After updating this crate to use the latest Rust allocator API, some tests would hang. Digging in with gdb revealed they were deadlocked, trying to lock a mutex they already held. Although I was 99% sure this was a bug in my code, jemalloc has had its fair share of deadlock bugs in the past so I held a glimmer of hope I could find something really interesting.

The tests didn't hang with the system allocator and valgrind saw nothing wrong. So I dug into the code and learned a lot about jemalloc's internals; especially I learned that there's a lot of tricky locking in the thread cache code, which surprises me since the point of the thread cache is to reduce synchronization overhead, but I guess I was looking at all the slow paths. I observed that modifying lg_tcache_max (the largest size-class kept in the thread cache) changed at what point it deadlocked, but not in a predictable way (making a table of values to progress, there was a general trend that the larger the classes allowed, the more progress it made, but not consistently).

One of the interesting things was how predictable the failure was. Thinking I might be doing something to corrupt jemalloc's structures badly enough to corrupt the lock, I scripted gdb to print the state of the lock at the points where it was locked and unlocked in the function where it deadlocks, which revealed that the locks looked fine in that function. Unfortunately, because everything was optimized out, it was hard to introspect the structures I thought might have been getting corrupted; I started building rust with a debug, assertion-laden jemalloc, but I knew it would take all night on my laptop.

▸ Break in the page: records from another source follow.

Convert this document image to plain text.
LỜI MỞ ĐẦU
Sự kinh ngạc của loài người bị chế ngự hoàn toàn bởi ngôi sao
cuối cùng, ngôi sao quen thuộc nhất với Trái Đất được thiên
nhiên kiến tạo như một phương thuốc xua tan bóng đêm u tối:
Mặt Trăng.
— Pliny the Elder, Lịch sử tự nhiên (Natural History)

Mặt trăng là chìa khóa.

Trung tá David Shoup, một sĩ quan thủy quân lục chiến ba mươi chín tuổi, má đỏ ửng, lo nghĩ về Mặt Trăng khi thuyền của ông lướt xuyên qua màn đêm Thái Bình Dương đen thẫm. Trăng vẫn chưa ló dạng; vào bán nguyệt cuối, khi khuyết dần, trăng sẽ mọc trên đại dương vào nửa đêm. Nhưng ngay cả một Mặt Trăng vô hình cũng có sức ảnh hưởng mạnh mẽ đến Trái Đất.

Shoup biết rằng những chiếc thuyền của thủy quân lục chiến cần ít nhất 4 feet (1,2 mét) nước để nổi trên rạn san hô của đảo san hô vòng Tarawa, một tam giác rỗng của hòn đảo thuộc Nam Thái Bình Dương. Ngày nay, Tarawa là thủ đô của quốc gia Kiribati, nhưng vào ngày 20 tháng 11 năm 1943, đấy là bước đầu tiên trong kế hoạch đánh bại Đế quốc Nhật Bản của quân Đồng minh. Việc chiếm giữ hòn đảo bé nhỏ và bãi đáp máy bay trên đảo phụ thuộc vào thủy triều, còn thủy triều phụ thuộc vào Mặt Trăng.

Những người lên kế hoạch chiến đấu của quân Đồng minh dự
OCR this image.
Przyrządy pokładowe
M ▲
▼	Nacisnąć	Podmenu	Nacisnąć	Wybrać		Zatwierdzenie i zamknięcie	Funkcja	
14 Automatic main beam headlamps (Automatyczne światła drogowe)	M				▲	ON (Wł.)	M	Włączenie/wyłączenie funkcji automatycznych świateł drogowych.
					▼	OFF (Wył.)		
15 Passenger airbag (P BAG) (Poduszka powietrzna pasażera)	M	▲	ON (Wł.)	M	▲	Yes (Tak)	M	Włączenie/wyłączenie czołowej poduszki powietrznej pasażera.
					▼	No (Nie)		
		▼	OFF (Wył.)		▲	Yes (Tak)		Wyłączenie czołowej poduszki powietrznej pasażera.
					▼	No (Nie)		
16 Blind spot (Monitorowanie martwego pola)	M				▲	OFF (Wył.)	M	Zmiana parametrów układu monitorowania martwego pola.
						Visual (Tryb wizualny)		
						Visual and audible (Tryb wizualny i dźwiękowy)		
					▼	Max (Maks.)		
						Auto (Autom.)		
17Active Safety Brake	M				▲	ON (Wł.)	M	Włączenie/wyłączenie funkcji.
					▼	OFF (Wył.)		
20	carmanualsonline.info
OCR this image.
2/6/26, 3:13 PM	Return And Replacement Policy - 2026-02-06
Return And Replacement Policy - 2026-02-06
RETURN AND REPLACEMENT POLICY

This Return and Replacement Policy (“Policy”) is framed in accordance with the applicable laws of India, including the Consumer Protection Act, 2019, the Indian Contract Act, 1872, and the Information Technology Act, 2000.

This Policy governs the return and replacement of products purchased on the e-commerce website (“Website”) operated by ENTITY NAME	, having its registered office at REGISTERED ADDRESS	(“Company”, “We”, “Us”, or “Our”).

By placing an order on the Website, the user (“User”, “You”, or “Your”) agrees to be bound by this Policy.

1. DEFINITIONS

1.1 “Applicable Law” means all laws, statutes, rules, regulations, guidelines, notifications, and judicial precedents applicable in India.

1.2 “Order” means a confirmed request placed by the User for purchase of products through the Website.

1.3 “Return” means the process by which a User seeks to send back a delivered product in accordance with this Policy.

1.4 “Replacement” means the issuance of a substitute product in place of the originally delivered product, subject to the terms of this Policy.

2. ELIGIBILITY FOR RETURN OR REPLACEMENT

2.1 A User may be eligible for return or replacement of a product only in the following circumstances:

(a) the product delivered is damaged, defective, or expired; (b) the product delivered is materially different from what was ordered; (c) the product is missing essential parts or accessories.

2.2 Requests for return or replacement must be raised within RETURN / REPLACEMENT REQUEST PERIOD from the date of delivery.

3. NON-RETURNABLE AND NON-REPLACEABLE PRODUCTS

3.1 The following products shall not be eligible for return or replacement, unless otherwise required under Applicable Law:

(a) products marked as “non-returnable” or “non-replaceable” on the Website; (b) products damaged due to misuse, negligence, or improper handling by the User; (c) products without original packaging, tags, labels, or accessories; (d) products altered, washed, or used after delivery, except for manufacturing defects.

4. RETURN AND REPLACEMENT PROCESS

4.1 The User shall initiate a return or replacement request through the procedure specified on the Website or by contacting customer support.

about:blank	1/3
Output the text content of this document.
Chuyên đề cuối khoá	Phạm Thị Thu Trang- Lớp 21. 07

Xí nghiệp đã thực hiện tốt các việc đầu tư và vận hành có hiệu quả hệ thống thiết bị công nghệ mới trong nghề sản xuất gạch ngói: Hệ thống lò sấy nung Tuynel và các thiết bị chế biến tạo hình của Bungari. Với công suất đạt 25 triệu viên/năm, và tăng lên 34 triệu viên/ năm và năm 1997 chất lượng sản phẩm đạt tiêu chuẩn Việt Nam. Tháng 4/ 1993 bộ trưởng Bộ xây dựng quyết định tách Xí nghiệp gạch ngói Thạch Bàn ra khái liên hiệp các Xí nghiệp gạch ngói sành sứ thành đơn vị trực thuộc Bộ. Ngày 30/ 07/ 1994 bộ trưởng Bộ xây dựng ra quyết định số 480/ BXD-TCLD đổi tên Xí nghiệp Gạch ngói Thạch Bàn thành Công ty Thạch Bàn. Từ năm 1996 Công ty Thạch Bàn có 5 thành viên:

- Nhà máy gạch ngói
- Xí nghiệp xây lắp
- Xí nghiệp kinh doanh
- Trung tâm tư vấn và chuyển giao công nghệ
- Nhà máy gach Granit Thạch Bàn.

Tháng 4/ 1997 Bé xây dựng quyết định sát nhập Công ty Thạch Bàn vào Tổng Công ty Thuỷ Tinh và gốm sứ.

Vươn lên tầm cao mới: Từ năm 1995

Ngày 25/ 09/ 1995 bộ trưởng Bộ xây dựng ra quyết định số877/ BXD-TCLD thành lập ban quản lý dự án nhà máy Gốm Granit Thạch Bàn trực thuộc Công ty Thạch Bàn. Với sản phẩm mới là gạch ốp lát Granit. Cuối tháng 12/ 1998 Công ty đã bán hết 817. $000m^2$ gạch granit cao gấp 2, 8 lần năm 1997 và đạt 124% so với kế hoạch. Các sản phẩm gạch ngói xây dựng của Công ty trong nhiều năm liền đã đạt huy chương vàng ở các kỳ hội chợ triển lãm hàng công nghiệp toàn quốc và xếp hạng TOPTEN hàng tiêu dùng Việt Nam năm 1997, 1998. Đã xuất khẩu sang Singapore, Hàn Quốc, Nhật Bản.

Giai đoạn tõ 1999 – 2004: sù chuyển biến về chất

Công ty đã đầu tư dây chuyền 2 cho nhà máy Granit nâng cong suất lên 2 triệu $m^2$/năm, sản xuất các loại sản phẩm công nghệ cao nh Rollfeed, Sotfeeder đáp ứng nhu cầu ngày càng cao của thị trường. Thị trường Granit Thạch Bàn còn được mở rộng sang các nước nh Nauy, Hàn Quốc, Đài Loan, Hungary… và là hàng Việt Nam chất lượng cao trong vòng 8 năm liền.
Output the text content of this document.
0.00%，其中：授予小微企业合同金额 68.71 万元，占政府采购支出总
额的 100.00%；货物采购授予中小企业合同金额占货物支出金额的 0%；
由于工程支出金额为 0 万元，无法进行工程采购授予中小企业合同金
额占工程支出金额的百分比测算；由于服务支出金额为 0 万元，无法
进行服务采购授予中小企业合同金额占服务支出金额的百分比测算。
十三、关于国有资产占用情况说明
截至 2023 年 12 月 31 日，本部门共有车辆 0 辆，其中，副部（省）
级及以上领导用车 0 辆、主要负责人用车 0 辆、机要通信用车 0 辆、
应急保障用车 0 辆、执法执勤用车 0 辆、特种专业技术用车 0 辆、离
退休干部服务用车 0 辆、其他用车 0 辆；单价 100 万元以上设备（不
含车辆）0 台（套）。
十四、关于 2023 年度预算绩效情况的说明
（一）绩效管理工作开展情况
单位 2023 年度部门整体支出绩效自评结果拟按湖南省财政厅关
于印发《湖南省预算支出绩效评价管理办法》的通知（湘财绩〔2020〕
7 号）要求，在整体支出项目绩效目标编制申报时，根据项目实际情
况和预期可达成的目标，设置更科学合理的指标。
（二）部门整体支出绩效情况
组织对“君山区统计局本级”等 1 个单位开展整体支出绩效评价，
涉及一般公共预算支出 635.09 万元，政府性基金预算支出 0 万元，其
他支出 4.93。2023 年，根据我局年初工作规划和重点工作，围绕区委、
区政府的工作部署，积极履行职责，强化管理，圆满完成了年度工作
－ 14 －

Before I called it a night, I scripted gdb to print all the calls to mallocx , rallocx , and sdallocx , and their return values, and started putting together a sed script to transform this into a C program that made the same sequence of allocations and deallocations.

When I woke up the next morning, I realized there was something suspicious about the deallocations logged. I tested with the system allocator, but with various allocators LD_PRELOAD 'd, including the same version of jemalloc that Rust was using; none of these hung. So I asked myself, what's the difference?

Of course, Rust is using the sized deallocation API ( sdallocx ), and the system allocator will be going through malloc and free and not passing any sizes. Looking again at how my library was calling dealloc, I spotted the bug instantly; I was claiming some things I was freeing were smaller than they actually were. Changing this fixed the bug. I took a look through the paths that sdallocx would take if given smaller sizes, and it looks like if my build of Rust with jemalloc assertions enabled had finished compiling, it would have detected my mistake, but otherwise, supplying the wrong size would cause havoc in the thread cache later.

You might say that I should have known to look at these things first, but such is the nature of bugs.